背景黑色素瘤严重危害人类健康,早期识别对治疗成功至关重要。深度学习(DL)具有利用成像技术检测癌症的潜力,许多研究提供证据表明,DL 算法可以在黑色素瘤诊断中达到很高的准确性.Objectives To critically assess different DL performances in diagnosing melanoma using dermatoscopic images and discuss the relationship between dermatologists and DL.MethodsOvid-Medline, Embase, IEEE Xplore, and the Cochrane Library were systematically searched from inception until 7th December 2021.方法系统地检索了从开始到 2021 年 12 月 7 日的研究。如果研究具有特定结果和组织病理学证实,则纳入报告了使用皮肤镜图像检测黑色素瘤的诊断 DL 模型性能的研究。提取二元诊断准确性数据和或然率表来分析相关结果,包括灵敏度(SEN)、特异性(SPE)和曲线下面积(AUC)。根据人机比较和合作情况进行了分组分析。
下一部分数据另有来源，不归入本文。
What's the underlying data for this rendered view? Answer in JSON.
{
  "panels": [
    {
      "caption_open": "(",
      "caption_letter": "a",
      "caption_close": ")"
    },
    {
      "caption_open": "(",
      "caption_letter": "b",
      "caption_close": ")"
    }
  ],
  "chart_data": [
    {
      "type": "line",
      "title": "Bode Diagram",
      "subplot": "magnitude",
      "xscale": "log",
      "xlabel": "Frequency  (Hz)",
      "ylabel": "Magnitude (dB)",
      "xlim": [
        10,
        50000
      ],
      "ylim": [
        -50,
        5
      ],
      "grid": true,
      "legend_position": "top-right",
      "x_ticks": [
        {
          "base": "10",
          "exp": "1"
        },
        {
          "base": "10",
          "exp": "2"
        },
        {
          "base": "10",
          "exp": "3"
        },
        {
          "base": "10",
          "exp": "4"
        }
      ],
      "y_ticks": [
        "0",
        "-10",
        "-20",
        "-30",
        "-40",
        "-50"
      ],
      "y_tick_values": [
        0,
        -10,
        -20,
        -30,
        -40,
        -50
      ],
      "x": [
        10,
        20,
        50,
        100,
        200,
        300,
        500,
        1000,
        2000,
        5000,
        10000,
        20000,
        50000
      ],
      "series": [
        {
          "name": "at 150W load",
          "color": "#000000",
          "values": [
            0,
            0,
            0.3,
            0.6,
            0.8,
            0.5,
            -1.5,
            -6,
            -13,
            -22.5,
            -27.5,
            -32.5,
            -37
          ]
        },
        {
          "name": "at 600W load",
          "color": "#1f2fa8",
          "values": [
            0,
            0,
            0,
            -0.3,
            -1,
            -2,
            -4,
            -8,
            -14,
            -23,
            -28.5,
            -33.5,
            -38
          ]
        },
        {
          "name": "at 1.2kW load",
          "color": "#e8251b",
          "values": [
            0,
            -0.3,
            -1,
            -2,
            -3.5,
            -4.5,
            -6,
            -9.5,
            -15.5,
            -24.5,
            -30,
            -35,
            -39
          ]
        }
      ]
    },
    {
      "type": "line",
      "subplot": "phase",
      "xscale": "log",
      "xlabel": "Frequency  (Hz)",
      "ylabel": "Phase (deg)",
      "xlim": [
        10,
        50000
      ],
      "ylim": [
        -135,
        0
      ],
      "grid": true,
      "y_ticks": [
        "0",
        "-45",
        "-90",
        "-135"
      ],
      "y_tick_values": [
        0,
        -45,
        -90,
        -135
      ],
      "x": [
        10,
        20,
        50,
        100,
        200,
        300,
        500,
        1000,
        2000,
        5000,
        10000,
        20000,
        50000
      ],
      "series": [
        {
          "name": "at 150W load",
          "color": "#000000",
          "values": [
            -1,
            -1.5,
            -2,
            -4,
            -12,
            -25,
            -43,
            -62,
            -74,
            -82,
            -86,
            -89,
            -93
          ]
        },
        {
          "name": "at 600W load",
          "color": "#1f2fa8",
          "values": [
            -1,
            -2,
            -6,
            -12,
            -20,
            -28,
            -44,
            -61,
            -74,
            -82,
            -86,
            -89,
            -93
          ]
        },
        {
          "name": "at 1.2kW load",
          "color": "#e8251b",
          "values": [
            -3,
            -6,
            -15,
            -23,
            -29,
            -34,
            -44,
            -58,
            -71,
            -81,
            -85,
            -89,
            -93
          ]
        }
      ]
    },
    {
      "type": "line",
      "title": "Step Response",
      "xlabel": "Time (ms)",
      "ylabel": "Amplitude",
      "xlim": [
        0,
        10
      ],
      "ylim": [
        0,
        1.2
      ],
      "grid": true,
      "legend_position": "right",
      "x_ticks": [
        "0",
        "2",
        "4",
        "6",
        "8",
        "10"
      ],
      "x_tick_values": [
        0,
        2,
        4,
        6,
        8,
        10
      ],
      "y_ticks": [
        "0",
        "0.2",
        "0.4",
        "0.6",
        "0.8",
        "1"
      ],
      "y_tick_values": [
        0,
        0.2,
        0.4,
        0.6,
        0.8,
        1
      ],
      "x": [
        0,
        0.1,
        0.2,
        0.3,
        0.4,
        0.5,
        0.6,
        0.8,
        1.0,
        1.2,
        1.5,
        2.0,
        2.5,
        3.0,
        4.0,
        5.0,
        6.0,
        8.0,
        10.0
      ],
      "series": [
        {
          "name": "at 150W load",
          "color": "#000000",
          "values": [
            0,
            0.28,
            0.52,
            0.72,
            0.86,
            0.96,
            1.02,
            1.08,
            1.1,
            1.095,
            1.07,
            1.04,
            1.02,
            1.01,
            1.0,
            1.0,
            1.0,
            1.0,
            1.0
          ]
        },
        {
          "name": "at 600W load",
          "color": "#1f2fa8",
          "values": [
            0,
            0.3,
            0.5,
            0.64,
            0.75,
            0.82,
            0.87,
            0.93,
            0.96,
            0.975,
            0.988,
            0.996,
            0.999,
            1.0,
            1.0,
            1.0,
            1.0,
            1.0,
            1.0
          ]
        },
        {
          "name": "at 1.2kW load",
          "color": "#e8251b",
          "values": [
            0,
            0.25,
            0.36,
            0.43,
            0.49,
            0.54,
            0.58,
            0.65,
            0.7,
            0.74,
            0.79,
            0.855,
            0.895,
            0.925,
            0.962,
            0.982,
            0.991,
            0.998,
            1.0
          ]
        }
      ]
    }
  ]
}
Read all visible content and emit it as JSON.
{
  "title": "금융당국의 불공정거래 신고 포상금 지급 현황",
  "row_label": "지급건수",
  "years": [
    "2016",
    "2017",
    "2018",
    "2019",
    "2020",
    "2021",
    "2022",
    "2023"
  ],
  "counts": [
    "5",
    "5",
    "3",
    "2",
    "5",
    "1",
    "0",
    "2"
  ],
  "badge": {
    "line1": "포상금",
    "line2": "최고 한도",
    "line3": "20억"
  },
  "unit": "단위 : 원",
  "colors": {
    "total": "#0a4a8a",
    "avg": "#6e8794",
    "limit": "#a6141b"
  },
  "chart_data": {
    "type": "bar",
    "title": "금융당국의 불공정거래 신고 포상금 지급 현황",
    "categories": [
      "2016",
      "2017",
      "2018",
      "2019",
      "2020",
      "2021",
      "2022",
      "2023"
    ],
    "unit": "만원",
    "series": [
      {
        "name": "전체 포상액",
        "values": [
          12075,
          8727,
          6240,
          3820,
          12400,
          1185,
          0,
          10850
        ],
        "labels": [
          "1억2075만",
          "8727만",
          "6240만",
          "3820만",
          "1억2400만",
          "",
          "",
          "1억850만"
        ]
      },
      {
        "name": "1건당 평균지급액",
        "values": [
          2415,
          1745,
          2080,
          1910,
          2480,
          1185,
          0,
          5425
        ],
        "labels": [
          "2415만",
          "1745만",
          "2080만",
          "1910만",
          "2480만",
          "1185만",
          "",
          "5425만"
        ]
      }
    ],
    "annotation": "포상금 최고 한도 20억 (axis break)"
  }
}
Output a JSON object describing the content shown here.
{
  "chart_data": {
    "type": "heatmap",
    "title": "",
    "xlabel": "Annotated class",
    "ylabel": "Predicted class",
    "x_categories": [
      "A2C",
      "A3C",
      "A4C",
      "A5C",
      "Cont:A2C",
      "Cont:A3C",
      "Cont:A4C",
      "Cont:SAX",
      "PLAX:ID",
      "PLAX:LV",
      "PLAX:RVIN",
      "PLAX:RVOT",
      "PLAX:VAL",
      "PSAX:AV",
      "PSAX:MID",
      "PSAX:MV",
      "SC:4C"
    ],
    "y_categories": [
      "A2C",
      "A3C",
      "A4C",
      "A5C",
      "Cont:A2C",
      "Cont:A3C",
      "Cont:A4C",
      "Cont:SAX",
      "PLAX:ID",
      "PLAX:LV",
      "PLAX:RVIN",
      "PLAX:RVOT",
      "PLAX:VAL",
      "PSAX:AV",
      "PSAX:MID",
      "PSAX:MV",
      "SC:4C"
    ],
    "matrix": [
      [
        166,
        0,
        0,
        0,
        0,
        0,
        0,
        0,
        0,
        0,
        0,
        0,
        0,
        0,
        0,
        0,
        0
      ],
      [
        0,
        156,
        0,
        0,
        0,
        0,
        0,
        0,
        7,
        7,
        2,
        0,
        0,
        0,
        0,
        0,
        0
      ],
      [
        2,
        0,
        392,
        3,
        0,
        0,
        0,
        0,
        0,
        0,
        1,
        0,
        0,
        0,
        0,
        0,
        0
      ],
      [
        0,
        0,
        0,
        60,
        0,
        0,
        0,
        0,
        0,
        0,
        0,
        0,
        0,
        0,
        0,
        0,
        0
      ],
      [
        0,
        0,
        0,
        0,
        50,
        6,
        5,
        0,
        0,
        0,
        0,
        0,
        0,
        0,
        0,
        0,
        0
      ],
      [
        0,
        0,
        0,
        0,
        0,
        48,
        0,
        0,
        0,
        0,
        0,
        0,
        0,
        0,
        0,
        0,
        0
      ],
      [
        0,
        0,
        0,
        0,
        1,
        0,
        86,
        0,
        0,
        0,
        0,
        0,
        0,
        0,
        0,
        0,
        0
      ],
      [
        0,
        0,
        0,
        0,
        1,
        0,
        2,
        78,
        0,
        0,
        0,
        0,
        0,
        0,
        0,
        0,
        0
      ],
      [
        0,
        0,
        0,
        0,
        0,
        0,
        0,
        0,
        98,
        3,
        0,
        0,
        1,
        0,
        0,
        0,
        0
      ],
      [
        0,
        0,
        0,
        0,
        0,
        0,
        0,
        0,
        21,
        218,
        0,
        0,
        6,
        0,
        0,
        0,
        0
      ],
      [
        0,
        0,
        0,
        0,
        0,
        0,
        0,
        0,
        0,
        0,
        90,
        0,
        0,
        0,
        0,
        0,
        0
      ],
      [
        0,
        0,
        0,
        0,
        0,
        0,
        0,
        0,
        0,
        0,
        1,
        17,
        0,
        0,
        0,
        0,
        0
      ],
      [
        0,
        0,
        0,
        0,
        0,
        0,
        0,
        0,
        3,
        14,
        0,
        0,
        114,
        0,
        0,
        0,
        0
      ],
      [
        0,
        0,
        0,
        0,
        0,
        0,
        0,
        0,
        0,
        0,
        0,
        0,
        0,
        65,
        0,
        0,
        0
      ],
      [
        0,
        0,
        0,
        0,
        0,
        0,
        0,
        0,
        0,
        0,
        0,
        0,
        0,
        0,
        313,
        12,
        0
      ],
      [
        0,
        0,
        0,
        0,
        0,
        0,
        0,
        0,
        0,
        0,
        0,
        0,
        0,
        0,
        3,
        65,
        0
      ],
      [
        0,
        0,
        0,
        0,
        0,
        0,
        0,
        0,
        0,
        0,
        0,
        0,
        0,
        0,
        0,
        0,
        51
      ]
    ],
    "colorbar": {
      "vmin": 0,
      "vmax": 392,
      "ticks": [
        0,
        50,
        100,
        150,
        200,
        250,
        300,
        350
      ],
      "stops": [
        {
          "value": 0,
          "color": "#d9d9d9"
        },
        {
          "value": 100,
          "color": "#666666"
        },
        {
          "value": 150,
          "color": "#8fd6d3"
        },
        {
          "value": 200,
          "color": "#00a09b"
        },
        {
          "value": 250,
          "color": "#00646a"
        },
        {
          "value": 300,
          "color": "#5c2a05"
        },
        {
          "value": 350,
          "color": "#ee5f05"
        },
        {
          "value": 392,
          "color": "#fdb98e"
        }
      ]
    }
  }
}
该研究已在 PROSPERO 注册,CRD42022367824.Results最初检索到 2309 条记录,其中 37 项研究符合我们的纳入标准,27 项提供了足够的数据用于荟萃分析综合。汇总的 SEN 为 82%(范围为 77-86),SPE 为 87%(范围为 84-90),AUC 为 0.92(范围为 0.89-0.94)。人机比较中,DL 和皮肤科医生的集合 AUC 分别为 0.87(0.84-0.90)和 0.83(0.79-0.86)。DL以及初级和高级皮肤科医生的集合AUC分别为0.90(0.87-0.93)、0.80(0.76-0.83)和0.88(0.85-0.91)。结论有证据表明,DL 算法在黑色素瘤诊断方面与资深皮肤科医生一样准确。因此,DL 可用于辅助皮肤科医生做出诊断决策。不过,还需要进一步开展高质量、大规模的多中心研究,以应对与基于医疗人工智能的诊断相关的具体挑战。
期刊介绍:
Artificial Intelligence in Medicine publishes original articles from a wide variety of interdisciplinary perspectives concerning the theory and practice of artificial intelligence (AI) in medicine, medically-oriented human biology, and health care.
Artificial intelligence in medicine may be characterized as the scientific discipline pertaining to research studies, projects, and applications that aim at supporting decision-based medical tasks through knowledge- and/or data-intensive computer-based solutions that ultimately support and improve the performance of a human care provider.